Persistent monocytosis after intravenous immunoglobulin therapy correlated with the development of coronary artery lesions in patients with Kawasaki disease
Ho-Chang Kuo, Chih-Lu Wang, Chi-Di Liang, Hong-Ren Yu, Hsin-Hsu Chen, Lin Wang, Kuender D. Yang
Division of Allergy, Immunology, and Rheumatology, Department of Pediatrics, Chang Gung Memorial Hospital-Kaohsiung Medical Center, Graduate Institute of Clinical Medical Sciences, Chang Gung University College of Medicine, Kaohsiung; 2Department of Pediatrics, Po-Jen Hospital, Kaohsiung; and 3Division of Pediatric Cardiology, Chang Gung Memorial Hospital-Kaohsiung Medical Center, Kaohsiung, Taiwan
Received: June 29, 2006 Revised: August 1, 2006 Accepted: August 30, 2006
Background and purpose:
This study was conducted to investigate whether changes in the complete blood count (CBC)/differential count (DC) and C-reactive protein (CRP) were correlated to Kawasaki disease (KD) with coronary artery lesions (CALs).
A retrospective analysis was performed of all children with KD at Chang Gung Memorial Hospital at Kaohsiung from 2001 to 2006. KD patients were divided into those with and without CALs for testing of correlations with changes in CBC/DC and CRP levels.
A total of 147 patients were enrolled for this analysis. Serial CBC/DC and CRP measurements and echocardiographic data for determination of CAL formation were obtained before and after intravenous immunoglobulin (IVIG) treatment. There were 44 (29%) KD patients having CAL formation (>3 mm in diameter of internal lumen). There was no significant difference in terms of age distribution and major diagnostic criteria between KD patients with and without CALs. Male KD patients, however, had a significantly higher rate of CAL formation (p=0.009). In multivariate logistical regression analysis, persistent monocytosis after IVIG treatment was the only factor significantly correlated to CAL formation (p=0.003).

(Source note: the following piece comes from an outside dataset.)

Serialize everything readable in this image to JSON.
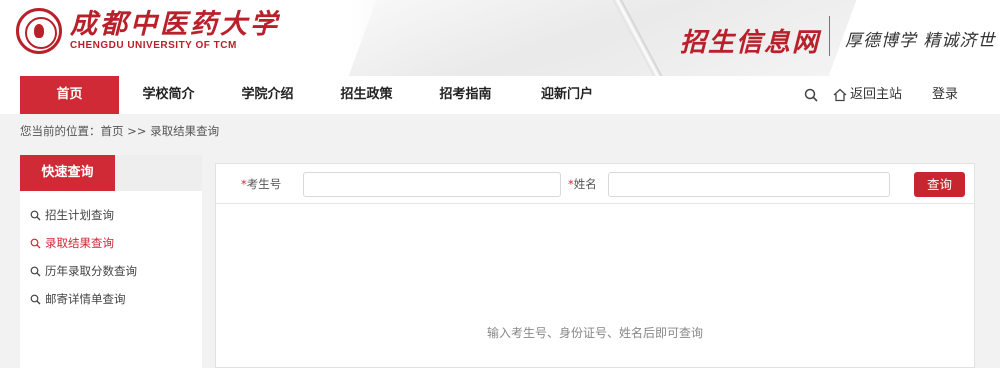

Of the febrile routine measurements of CBC/DC and CRP in KD, persistent monocytosis after IVIG treatment was correlated to CAL formation. Further studies to clarify the mechanism of monocytosis may help prevent the CALs of KD.
Coronary arteriosclerosis; C-reactive protein; Mucocutaneous lymph node syndrome
J Microbiol Immunol Infect. 2007;40:395-400.